Every cloud provider has instances that are available with specialized hardware, they also have a lot of services that will allow you to spin up clusters to do distributed computing, like Kubernetes clusters, and there’s frameworks on top of that that we can talk about in a bit… So I think wherever you fall on that spectrum, there is a route forward. But in either case you’re going to have some number of compute nodes on-premise or in the cloud that maybe some have just regular CPU’s, maybe some have GPU’s, and then you’re gonna have some storage that is storing the data that you’re working with for your training datasets, and that sort of thing.

Now let’s say that’s the base - so you’ve figured out whether you’re gonna be in the cloud or on-premise, whether you have dedicated hardware or you’re using the cloud stuff - what do AI people actually run on top of this compute and storage infrastructure?

Maybe let’s first think about “What do people run on this for model development and experimentation?” What’s your experience there, Chris? You mentioned notebook environments like Jupyter - do you run those off of your laptop?

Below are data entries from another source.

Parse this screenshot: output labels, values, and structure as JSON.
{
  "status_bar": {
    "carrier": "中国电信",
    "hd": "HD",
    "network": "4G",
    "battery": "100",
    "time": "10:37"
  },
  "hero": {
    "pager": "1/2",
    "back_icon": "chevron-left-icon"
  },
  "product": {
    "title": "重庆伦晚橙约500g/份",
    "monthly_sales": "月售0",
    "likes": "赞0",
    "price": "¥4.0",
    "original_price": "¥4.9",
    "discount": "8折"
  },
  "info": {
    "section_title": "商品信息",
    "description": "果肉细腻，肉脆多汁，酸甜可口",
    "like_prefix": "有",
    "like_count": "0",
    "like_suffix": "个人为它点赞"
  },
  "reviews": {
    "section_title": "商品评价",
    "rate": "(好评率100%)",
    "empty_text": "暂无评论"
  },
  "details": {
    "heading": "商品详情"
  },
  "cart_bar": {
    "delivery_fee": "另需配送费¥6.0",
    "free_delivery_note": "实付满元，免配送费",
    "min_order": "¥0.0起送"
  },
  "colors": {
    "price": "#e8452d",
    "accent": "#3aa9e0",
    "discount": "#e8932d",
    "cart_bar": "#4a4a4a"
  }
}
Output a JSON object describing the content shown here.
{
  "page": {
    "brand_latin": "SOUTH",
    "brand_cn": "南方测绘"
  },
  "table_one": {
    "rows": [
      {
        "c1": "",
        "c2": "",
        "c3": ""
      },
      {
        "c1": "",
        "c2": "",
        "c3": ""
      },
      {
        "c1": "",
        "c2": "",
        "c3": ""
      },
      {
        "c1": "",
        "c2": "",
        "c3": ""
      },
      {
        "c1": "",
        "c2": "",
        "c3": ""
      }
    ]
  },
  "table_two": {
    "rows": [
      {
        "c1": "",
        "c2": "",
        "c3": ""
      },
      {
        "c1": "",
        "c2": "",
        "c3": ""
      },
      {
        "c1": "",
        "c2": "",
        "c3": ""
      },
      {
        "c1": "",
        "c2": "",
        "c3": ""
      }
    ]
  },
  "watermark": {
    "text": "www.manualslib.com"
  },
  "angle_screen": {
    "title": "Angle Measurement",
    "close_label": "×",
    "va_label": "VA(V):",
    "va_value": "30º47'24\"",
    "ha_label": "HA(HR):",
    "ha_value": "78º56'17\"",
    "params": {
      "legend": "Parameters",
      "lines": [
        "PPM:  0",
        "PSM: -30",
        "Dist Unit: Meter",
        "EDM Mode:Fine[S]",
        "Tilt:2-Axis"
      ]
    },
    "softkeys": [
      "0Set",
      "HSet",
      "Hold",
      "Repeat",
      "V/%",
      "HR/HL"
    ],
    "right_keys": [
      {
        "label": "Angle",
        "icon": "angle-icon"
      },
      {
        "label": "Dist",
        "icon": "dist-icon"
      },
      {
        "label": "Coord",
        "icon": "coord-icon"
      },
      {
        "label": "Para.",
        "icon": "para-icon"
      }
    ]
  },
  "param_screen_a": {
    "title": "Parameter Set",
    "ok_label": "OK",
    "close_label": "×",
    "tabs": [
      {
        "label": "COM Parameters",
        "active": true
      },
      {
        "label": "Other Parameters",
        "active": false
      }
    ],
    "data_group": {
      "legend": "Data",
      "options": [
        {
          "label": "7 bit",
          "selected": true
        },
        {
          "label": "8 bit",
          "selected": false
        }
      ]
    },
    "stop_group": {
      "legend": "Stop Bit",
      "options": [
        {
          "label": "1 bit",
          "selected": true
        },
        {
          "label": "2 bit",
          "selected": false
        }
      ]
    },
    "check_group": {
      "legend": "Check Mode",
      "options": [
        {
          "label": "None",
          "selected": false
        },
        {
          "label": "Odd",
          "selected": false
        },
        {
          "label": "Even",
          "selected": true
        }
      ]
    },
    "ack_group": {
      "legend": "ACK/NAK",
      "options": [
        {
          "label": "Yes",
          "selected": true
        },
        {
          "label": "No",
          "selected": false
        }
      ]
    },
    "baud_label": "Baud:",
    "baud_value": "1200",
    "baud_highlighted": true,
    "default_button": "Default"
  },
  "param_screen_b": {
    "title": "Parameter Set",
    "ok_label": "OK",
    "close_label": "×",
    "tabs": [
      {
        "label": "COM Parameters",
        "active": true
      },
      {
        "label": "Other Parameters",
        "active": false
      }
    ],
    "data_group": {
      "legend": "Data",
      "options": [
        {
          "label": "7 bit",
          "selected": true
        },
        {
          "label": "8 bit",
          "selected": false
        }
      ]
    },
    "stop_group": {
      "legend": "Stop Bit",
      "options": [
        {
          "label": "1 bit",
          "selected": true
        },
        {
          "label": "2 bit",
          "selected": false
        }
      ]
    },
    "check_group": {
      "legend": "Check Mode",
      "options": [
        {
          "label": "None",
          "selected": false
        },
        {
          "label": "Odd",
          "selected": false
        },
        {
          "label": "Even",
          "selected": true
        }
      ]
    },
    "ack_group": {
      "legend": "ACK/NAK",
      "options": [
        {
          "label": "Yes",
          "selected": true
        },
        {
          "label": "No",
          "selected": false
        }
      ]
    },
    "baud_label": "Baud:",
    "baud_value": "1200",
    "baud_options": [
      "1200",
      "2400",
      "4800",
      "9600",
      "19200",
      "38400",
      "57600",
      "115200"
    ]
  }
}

Do you have experience hosting those within your infrastructure for model development, or how does that work for you?

Often I will start locally… It kind of depends – at this point, with me being more Docker-focused, I’ve found that it’s easier to go ahead and… In the beginning, I used to open up a Jupyter notebook locally, but then I had to package it up and go put it into the Docker, and I’ve gotten to where I just start off with the Docker container these days, because there’s a little bit more to do in that (slightly) than just opening up a notebook… But that way I don’t have to do the “package it all up” later; it’s easier, because once I get into my workflow, I can start just building, and then when it makes time, I can run the container on the infrastructure. So for me personally, that’s an easier way to go.

There’s also the how do you set up the resources, what do you want to select. I’ve used Domino, DataLabs, and that is enabling – it gives you a very nice front-end when you have different types of equipment out there. It’s something obviously you don’t need – if you’re in a cloud environment, then you have those interfaces that you’re gonna be used to from that provider, whichever one you wanna choose, to do that… But Domino kind of gives me that on the front-end if I have our own infrastructure back-end. At that point, it’s just scheduling it, moving it over there. And again, there’s a lot of variability on how you wanna do that.

I think you’re right Chris; I think that variability also falls onto a spectrum. We talked about the spectrum of the hardware that you might use, that all this is running on, in terms of specialized hardware, versus things available in the cloud. I think there’s a spectrum here, too.

[31:57] On one side of the spectrum there’s a lot of open source, free tooling that will allow you to do interactive model development, and run it on pretty much any hardware - in the cloud, on Kubernetes, in Docker, on-prem… Things like JupyterLab - it’s like Jupyter, but multi-user Jupyter, so you can have multiple Jupyter kernels, and all of this stuff, and run a lot of different notebooks… But there’s also other free options. There’s Google’s Colaboratory (Colab), which has a bunch of free GPU resources and other things in notebooks that you can manage… There’s things like Binder that will spin up Jupyter notebooks from a GitHub repo… So that’s one side of the spectrum where you’re using a lot of these free environments.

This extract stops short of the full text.